February 21, 2024 — Labor unions, environmental advocates and many lawmakers are looking to Maine’s budding offshore wind industry to help transition the state into the future, as a climate-friendly driver of investment and jobs.
On Tuesday. Gov. Janet Mills announced that Sears Island on the northern tip of Penobscot Bay would be the location of a new port from which floating turbines would be assembled and launched into the Gulf of Maine.
This isn’t the first time Maine has tried to procure the alternative energy source.
Back in 2010, the state began working with international oil and gas company Statoil on a $120 million offshore wind pilot project that never came to fruition. Then-Gov. Paul LePage was opposed to the project, arguing it didn’t provide enough benefits to the state, as reported by Bangor Daily News in 2013.

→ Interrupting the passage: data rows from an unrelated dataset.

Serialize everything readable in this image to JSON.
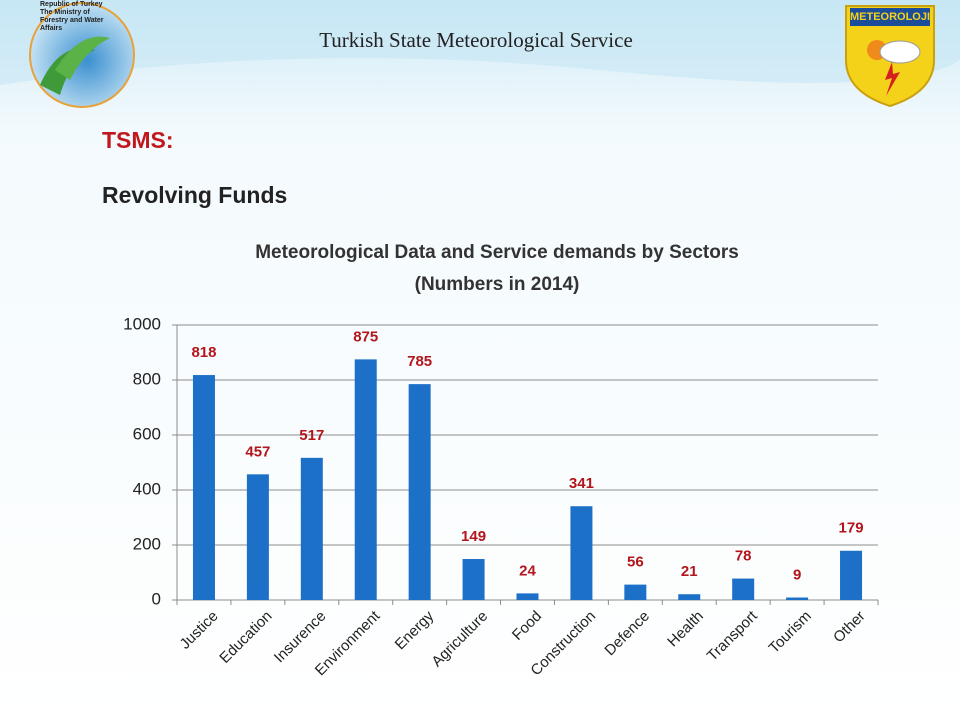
{
  "header": {
    "title": "Turkish State Meteorological Service",
    "left_logo_text": [
      "Republic of Turkey",
      "The Ministry of",
      "Forestry and Water",
      "Affairs"
    ],
    "right_logo_text": "METEOROLOJI"
  },
  "slide": {
    "heading": "TSMS:",
    "subheading": "Revolving Funds"
  },
  "chart_data": {
    "type": "bar",
    "title": "Meteorological Data and Service demands by Sectors",
    "subtitle": "(Numbers in 2014)",
    "categories": [
      "Justice",
      "Education",
      "Insurence",
      "Environment",
      "Energy",
      "Agriculture",
      "Food",
      "Construction",
      "Defence",
      "Health",
      "Transport",
      "Tourism",
      "Other"
    ],
    "values": [
      818,
      457,
      517,
      875,
      785,
      149,
      24,
      341,
      56,
      21,
      78,
      9,
      179
    ],
    "color": "#1c70c8",
    "label_color": "#b2151c",
    "ylim": [
      0,
      1000
    ],
    "yticks": [
      0,
      200,
      400,
      600,
      800,
      1000
    ],
    "grid": true
  }
}
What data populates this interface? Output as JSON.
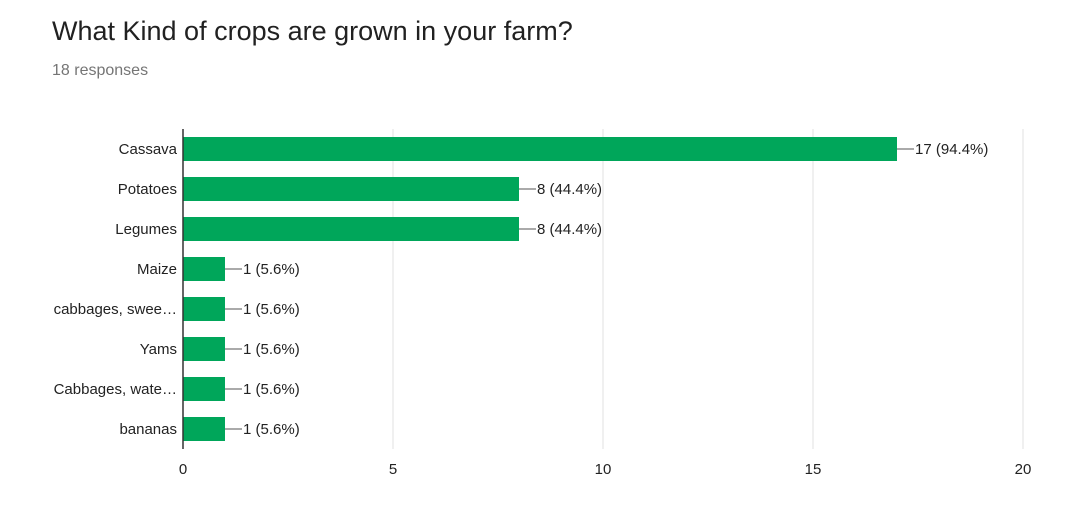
{
  "title": "What Kind of crops are grown in your farm?",
  "subtitle": "18 responses",
  "colors": {
    "bar": "#00a65a",
    "grid": "#e0e0e0",
    "axis": "#333333",
    "text": "#222222"
  },
  "chart_data": {
    "type": "bar",
    "orientation": "horizontal",
    "categories": [
      "Cassava",
      "Potatoes",
      "Legumes",
      "Maize",
      "cabbages, swee…",
      "Yams",
      "Cabbages, wate…",
      "bananas"
    ],
    "values": [
      17,
      8,
      8,
      1,
      1,
      1,
      1,
      1
    ],
    "data_labels": [
      "17 (94.4%)",
      "8 (44.4%)",
      "8 (44.4%)",
      "1 (5.6%)",
      "1 (5.6%)",
      "1 (5.6%)",
      "1 (5.6%)",
      "1 (5.6%)"
    ],
    "xlim": [
      0,
      20
    ],
    "xticks": [
      0,
      5,
      10,
      15,
      20
    ],
    "grid": true,
    "legend": "none"
  }
}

“We had the chance to do this 15 years ago, and we blew it,” said Kathleen Meil, senior director of policy and partnerships for Maine Conservation Voters, referring to the failed wind project.
But last legislative session, Mills signed a law that not only brought offshore wind back to life, but did so with high labor and environmental standards, which she says will help build quality jobs while achieving the goal of having infrastructure to create three gigawatts — enough to power between 675,000 and 900,000 homes — installed by the end of 2040.